It's totally lost its meaning in the last few years.
My guess is that is how it seems to you because the last few years is how long you've been in the writing game.
The NYT list has always been curated, and always been possible to buy your way onto. The only difference is now you are looking at it as an author, and the veil of mystery has been lifted.
PLENTY of readers still place stock in it. You are more likely to get a Bookbub if you have it, and people are more likely to click on your ads if you mention it. I've read research that says hitting the NYT list can boost a first-time author's book sales by over 50%. I'm not sure how well that still holds up, but I'd hardly say that it's totally meaningless.
You're probably right about it not being a sound investment for most writers if you look at it strictly from ROI on one book. But I know some nonfiction authors who make most of their money from courses and speaking gigs that are thrilled to have those letters. It is a mark of legitimacy to the average reader, who knows nothing about what is involved behind the scenes.
Speaking from personal experience, when people find out I am a full-time writer, they usually don't take it very seriously.

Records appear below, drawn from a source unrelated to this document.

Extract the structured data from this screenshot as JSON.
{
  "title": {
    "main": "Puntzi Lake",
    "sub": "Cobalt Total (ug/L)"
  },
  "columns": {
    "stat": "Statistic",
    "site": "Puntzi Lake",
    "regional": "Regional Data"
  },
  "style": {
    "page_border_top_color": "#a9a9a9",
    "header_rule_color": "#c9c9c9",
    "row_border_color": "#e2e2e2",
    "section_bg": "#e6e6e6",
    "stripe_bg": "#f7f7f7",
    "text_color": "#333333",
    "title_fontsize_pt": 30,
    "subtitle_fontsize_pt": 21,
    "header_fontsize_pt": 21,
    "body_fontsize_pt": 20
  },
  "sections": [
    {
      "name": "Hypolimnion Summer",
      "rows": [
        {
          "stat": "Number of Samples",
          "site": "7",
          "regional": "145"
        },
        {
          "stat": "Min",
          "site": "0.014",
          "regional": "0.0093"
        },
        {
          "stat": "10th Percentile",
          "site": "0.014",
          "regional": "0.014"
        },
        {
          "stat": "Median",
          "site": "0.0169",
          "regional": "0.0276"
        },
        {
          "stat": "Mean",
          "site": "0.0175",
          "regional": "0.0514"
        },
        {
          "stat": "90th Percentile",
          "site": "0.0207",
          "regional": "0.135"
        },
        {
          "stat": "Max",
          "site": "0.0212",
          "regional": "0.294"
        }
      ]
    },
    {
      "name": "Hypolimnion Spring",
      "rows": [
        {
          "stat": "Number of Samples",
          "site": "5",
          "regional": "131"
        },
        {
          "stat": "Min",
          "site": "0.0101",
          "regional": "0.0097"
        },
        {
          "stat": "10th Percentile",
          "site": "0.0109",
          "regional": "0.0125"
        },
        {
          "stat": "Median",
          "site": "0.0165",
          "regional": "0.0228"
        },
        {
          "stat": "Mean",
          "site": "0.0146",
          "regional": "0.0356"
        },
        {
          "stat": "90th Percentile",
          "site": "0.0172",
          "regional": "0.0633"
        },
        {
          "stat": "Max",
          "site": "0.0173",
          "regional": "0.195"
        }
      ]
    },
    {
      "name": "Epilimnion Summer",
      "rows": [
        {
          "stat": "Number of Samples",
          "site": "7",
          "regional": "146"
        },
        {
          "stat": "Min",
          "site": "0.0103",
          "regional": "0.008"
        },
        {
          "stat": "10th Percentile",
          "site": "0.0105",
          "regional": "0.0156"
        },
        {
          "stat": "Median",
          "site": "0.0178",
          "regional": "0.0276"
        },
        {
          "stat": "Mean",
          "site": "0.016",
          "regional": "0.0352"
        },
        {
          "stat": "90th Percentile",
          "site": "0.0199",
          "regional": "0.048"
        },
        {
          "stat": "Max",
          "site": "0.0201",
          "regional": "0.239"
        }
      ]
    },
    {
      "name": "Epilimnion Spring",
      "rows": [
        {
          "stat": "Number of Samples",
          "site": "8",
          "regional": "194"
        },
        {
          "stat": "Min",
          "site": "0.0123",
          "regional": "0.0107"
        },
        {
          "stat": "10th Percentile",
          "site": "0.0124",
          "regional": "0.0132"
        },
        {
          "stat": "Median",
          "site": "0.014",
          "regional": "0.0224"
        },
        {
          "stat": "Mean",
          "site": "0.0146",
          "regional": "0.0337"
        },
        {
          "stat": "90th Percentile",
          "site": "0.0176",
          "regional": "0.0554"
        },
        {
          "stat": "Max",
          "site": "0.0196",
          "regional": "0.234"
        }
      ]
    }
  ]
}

Even when I tell them I make more now than at my old job, they still think it is a hobby for some reason. But when I mention I've been on the USA Today bestseller list a half-dozen times, they immediately change their tune.
You know that list doesn't mean much. I know that list doesn't mean much. But to the VAST majority of readers out there, it means a lot.
Also, there are a bunch of people on these forums that think it means something. People are constantly organizing promotions around list runs. Many writers have hitting a list as one of their writing goals. People on this thread have mentioned it as a bucket list item. To dismiss those goals as meaningless isn't exactly the most encouraging thing in the world.